In meinen Augen sollte aber die Zeit im Training mit dem Pferd, egal in welchem Alter nur eine nebensächliche Rolle spielen. Mir sind die Jungpferde, die bereits von Anfang an eine solide Grunderziehung genossen haben, meist lieber, als solche, die weitestgehend unberührt in großen Jungpferdeherden verbracht haben. Zum einen bestehen in der Natur (mit Ausnahme von Bachelor-Herden) solche Zusammenschlüsse nicht, zum Anderen unterscheidet sich ein domestiziertes Pferd vom Wildpferd ganz grundlegend in dem Punkt, dass es lernen MUSS, mit dem Menschen zu kooperieren. Ich käme dennoch nicht auf die Idee, ein Pferd, welches mitten in einem Wachstumsschub ist, daher unausgeglichen und unausbalanciert, so schnell wie möglich unter den Sattel zu schicken, nur damit es nun geritten ist und „korrigiert“ werden kann. Stattdessen denke ich in diesem Zusammenhang an Michael Endes „Momo“:
„’Siehst Du, Momo‘, sagte er, ‚es ist so: Manchmal hat man eine sehr lange Straße vor sich. Man denkt, die ist so schrecklich lang, die kann man niemals schaffen, denkt man.‘
Er blickte eine Weile schweigend vor sich hin, dann fuhr er fort:
‚Und dann fängt man an, sich zu eilen. Und man eilt sich immer mehr. Jedes Mal, wenn man aufblickt, sieht man, dass es gar nicht weniger wird, was noch vor einem liegt. Und man strengt sich noch mehr an, man kriegt es mit der Angst zu tun, und zum Schluss ist man ganz aus der Puste und kann nicht mehr. Und die Straße liegt immer noch vor einem.

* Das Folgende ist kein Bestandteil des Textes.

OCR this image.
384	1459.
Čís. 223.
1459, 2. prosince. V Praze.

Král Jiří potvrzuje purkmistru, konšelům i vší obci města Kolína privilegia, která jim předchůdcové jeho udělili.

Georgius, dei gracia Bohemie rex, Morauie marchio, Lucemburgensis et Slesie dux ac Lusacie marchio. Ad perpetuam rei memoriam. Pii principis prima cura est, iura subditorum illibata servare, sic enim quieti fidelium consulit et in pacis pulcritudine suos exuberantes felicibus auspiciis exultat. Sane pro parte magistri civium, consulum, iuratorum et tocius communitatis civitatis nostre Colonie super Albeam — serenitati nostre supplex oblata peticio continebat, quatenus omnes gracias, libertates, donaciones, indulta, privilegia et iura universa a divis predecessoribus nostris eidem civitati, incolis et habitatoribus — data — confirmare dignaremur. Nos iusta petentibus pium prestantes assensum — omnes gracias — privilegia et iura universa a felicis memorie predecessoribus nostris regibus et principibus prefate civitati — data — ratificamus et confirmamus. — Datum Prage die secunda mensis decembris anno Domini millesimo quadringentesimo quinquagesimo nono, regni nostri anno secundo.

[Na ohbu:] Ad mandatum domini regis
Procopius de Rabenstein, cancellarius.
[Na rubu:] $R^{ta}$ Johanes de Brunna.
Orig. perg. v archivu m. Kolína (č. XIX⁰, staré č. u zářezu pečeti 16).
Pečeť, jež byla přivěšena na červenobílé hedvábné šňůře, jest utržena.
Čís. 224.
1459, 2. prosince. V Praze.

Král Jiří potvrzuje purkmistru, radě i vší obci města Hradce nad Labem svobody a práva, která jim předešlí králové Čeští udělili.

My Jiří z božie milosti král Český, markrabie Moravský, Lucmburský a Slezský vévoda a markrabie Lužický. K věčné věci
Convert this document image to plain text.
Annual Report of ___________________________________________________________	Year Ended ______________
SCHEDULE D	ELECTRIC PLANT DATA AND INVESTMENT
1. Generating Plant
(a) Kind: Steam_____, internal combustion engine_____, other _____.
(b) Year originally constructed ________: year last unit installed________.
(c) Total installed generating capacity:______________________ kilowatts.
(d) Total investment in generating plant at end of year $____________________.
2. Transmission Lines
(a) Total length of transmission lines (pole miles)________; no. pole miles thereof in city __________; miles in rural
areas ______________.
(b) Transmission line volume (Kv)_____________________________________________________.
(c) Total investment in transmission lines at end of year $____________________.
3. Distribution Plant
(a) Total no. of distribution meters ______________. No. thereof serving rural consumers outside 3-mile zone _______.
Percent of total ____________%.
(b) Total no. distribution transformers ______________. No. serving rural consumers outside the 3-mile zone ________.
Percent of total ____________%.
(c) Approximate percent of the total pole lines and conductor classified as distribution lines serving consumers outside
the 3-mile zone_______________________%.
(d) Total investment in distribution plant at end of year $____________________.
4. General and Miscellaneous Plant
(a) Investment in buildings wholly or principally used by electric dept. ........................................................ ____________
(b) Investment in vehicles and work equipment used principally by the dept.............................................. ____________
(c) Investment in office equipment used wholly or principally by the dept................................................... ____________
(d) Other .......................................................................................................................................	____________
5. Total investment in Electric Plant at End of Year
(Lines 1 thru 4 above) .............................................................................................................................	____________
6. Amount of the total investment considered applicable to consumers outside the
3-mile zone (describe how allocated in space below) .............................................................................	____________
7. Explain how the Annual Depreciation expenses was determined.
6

So darf man es nicht machen!‘
Er dachte einige Zeit nach. Dann sprach er weiter:
‚Man darf nie an die ganze Straße auf einmal denken, verstehst Du? Man muss nur an den nächsten Schritt denken, den nächsten Atemzug, den nächsten Besenstrich. Und immer wieder nur den nächsten.‘
Wieder hielt er inne und überlegte, ehe er hinzufügte:
‚Dann macht es Freude; das ist wichtig, dann macht man seine Sache gut. Und so soll es sein…“
Ich finde die Jungpferdearbeit sollte ausgeglichen sein, immer wieder Neues bieten, in kleinen überlegten Schritten immer weiter in Richtung Reiten und/oder Fahren führen. Und unterwegs gilt es für Alle Beteiligten vor allem Freude aneinander und am gemeinsamen Vorhaben zu entwickeln.